먼저 (victim = first (bin)) != bin으로 bin이 비어있는지 확인한다. 그렇지 않다면 (unsigned long) (victim->size) >= (unsigned long) (nb)으로 largebin에서 가장 큰 청크의 크기를 확인한다. 두 조건을 만족하면 if문 내의 코드를 실행한다.

victim = victim->bk_nextsize;

if문을 통과할 당시 victim은 largebin에서 가장 큰 청크 포인터이다. 따라서 victim->bk_nextsize는 largebin에서 가장 작은 청크 포인터를 의미한다.

while (((unsigned long) (size = chunksize (victim)) <
        (unsigned long) (nb)))
  victim = victim->bk_nextsize;

가장 작은 청크부터 탐색하되, nb와 같거나 그보다 큰 청크일 경우 탐색을 중지한다. 즉 best fit 청크를 찾는 것이다.
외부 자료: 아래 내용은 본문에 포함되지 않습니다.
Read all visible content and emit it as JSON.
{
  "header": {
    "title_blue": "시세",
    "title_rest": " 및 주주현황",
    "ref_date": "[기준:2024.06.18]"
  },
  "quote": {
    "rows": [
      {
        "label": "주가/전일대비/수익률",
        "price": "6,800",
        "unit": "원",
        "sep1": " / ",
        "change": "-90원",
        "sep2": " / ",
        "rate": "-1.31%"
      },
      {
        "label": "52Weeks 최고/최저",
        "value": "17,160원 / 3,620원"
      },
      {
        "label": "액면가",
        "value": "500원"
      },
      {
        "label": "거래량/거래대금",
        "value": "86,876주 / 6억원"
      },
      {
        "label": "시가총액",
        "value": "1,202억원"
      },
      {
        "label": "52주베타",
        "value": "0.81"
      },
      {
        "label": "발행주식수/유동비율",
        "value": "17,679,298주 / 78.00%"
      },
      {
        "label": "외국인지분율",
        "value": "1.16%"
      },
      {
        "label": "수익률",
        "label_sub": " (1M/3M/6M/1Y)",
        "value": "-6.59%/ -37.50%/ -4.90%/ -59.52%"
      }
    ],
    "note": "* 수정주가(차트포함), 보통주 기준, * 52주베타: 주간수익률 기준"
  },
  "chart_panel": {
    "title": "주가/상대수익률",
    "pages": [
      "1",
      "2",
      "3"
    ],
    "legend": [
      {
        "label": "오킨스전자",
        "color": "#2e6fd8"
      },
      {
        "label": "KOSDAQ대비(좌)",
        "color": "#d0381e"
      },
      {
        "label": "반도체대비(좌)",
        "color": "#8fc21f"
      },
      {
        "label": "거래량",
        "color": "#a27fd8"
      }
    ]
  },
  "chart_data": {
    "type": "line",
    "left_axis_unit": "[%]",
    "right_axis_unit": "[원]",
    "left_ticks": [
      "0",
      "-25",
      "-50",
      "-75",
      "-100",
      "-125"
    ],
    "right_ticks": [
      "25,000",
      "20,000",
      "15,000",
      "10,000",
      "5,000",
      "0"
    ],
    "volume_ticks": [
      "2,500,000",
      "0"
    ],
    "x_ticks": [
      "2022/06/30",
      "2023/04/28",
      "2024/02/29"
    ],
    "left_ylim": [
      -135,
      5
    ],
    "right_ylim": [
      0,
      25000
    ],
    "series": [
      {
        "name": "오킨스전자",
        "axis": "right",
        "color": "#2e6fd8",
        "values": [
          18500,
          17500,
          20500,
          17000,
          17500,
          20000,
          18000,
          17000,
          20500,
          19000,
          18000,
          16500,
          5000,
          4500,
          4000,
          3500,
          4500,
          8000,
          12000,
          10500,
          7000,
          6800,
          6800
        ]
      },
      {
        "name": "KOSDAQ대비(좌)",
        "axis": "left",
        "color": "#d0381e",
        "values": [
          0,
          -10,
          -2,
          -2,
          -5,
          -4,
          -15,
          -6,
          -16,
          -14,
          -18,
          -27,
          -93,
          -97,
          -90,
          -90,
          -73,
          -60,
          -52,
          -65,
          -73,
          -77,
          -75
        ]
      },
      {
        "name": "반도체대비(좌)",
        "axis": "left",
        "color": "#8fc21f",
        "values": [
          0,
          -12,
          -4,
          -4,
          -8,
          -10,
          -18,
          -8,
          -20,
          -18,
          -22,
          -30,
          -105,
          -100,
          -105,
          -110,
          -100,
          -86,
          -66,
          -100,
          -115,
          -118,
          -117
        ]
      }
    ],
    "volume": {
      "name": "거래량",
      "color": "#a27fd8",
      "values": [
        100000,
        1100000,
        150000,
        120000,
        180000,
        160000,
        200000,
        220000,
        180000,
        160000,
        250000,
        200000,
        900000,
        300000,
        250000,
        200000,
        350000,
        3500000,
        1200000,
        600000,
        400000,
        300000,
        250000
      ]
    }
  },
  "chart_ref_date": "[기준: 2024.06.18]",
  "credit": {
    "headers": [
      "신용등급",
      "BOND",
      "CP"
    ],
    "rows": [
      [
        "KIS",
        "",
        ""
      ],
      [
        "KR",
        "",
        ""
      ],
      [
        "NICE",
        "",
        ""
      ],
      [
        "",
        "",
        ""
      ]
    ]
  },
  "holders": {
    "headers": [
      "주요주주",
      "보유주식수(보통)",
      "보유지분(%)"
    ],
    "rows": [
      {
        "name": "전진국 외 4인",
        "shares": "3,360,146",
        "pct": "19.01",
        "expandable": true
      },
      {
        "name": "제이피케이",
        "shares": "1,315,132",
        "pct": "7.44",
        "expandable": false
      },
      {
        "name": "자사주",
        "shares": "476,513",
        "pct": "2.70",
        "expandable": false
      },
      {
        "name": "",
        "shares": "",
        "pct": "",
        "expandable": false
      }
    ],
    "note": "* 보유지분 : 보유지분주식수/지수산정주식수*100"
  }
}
/* Take a chunk off a bin list */
#define unlink(AV, P, BK, FD) {							\
    FD = P->fd;									\
    BK = P->bk;								      	\
    if (__builtin_expect (FD->bk != P || BK->fd != P, 0))			\
      malloc_printerr (check_action, "corrupted double-linked list", P, AV);	\
    else {									\
        FD->bk = BK;								\
        BK->fd = FD;								\
        if (!in_smallbin_range (P->size)					\
            && __builtin_expect (P->fd_nextsize != NULL, 0)) {			\
	    if (__builtin_expect (P->fd_nextsize->bk_nextsize != P, 0)		\
		|| __builtin_expect (P->bk_nextsize->fd_nextsize != P, 0))	\
	      malloc_printerr (check_action,					\
			       "corrupted double-linked list (not small)",	\
			       P, AV);						\
            if (FD->fd_nextsize == NULL) {					\
                if (P->fd_nextsize == P)					\
                  FD->fd_nextsize = FD->bk_nextsize = FD;			\
                else {								\
                    FD->fd_nextsize = P->fd_nextsize;				\
                    FD->bk_nextsize = P->bk_nextsize;				\
                    P->fd_nextsize->bk_nextsize = FD;				\
                    P->bk_nextsize->fd_nextsize = FD;				\
                  }								\
              } else {								\
                P->fd_nextsize->bk_nextsize = P->bk_nextsize;			\
                P->bk_nextsize->fd_nextsize = P->fd_nextsize;			\
              }									\
          }									\
      }										\
}

/* Avoid removing the first entry for a size so that the skip
   list does not have to be rerouted.  */
if (victim != last (bin) && victim->size == victim->fd->size)
  victim = victim->fd;

remainder_size = size - nb;
unlink (av, victim, bck, fwd);

best fit으로 찾은 청크가 bin->bk가 아니고(victim->fd에 다른 청크가 있다는 의미(bin--??--victim)), victim->fd 청크의 크기가 victim과 동일하다면, 그 앞의 청크를 victim으로 설정한다.
그리고 victim의 크기에서 nb를 뺀 값을 remainder_size에 저장한 후, unlink 매크로를 이용하여 victim을 largebin에서 떼낸다. 또한 bck, fwd에 각각 victim->bk, victim->fd를 저장한다.

 /* Exhaust */
if (remainder_size < MINSIZE)
{
  set_inuse_bit_at_offset (victim, size);
  if (av != &main_arena)
    victim->size |= NON_MAIN_ARENA;
}

위에서 계산한 remainder_size가 청크의 최소 크기인 MINSIZE보다 작다면, 자르지 않고 victim을 통째로 제공한다. 이때 필요하다면 NON_MAIN_ARENA flag를 활성화한다.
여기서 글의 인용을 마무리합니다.